Operators are also looking to engage with mobile apps more broadly. Marriott’s guest services app, currently being piloted at selected hotels, will be fine-tuned and filtered into use over the course of 2015.

"If I’m in the lobby and want to order a glass of wine or schedule a wake-up call, I can do that through the guest services app," says Hirzalla. "You can book a car to the airport for a certain time, or ensure you have a food order or nightcap waiting for you if your flight is late."

"Increasingly, mobile platforms are becoming the focal point of online travel," agrees Rojas. "An excellent case study of innovative work is from Red Roof Inn: in the winter of 2013/14, there were hundreds of trips cancelled every day, leaving travellers stranded across the country. Using an algorithm to target consumers whose flights had been cancelled, Red Roof Inn leveraged Google analytics to own the first Google search following a flight cancellation."


Stay the course
Evidently, operators need to engage with their guests not just during the stay itself, but also before and after they reach the hotel. As travel agents and the like lose clout in the marketplace, this means honing the presentation across all online channels.

"Third-party offline environments are becoming less important to guests – their ability to find the right hotels online is far greater than ever before," says Hirzalla. "From a trend point of view, you see that people are choosing to book with mobile, and that puts a lot of pressure on brands like Marriott to become visible in this space.

"We also encourage hotels, whether they’re business or leisure, to engage with social media.
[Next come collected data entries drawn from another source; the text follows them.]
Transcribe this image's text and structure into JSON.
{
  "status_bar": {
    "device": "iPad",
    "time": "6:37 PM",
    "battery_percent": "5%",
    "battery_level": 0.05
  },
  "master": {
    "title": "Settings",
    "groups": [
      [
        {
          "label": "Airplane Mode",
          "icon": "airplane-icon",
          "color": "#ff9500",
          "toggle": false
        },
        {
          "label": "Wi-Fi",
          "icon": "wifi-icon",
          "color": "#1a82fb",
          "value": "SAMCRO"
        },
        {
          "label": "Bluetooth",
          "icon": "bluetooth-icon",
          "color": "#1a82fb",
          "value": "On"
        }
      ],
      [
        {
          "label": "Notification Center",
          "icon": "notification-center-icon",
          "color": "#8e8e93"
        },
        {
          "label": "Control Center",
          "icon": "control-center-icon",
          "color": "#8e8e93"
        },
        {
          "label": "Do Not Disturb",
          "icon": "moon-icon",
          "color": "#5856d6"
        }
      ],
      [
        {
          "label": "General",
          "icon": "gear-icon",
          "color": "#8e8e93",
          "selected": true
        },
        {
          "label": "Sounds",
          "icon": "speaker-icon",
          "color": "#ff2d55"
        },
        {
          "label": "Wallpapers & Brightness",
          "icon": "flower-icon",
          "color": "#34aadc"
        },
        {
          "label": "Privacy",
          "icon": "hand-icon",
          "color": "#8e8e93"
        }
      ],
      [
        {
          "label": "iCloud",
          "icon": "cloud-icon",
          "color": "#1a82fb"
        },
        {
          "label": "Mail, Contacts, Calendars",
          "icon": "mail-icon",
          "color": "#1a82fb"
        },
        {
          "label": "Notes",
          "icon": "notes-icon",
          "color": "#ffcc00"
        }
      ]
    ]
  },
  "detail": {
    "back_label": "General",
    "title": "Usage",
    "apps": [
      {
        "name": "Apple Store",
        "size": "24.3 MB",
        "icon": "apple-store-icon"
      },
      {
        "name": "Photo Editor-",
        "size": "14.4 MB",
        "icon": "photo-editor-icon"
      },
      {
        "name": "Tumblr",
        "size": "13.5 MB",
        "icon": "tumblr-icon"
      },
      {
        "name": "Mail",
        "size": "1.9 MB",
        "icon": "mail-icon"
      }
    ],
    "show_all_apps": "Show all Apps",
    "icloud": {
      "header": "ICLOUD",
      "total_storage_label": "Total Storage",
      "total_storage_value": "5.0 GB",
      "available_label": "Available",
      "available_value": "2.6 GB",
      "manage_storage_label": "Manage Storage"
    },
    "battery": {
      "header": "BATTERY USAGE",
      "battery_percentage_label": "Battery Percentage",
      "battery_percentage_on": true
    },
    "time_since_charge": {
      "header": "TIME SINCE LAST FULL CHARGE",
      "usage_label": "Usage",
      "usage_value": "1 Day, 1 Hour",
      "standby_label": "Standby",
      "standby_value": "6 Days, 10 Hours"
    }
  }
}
As sites adapt their algorithms, that makes it a continuous cycle of education and training."

As we move into 2015, it is fair to say these changes are firmly under way. Once dismissed as conservative and slow on the uptake, it seems the major hotel players are starting to find their feet. Should they continue to keep pace with digital developments, the millennial dollar is surely theirs for the taking. All that will remain is to pioneer that flying car.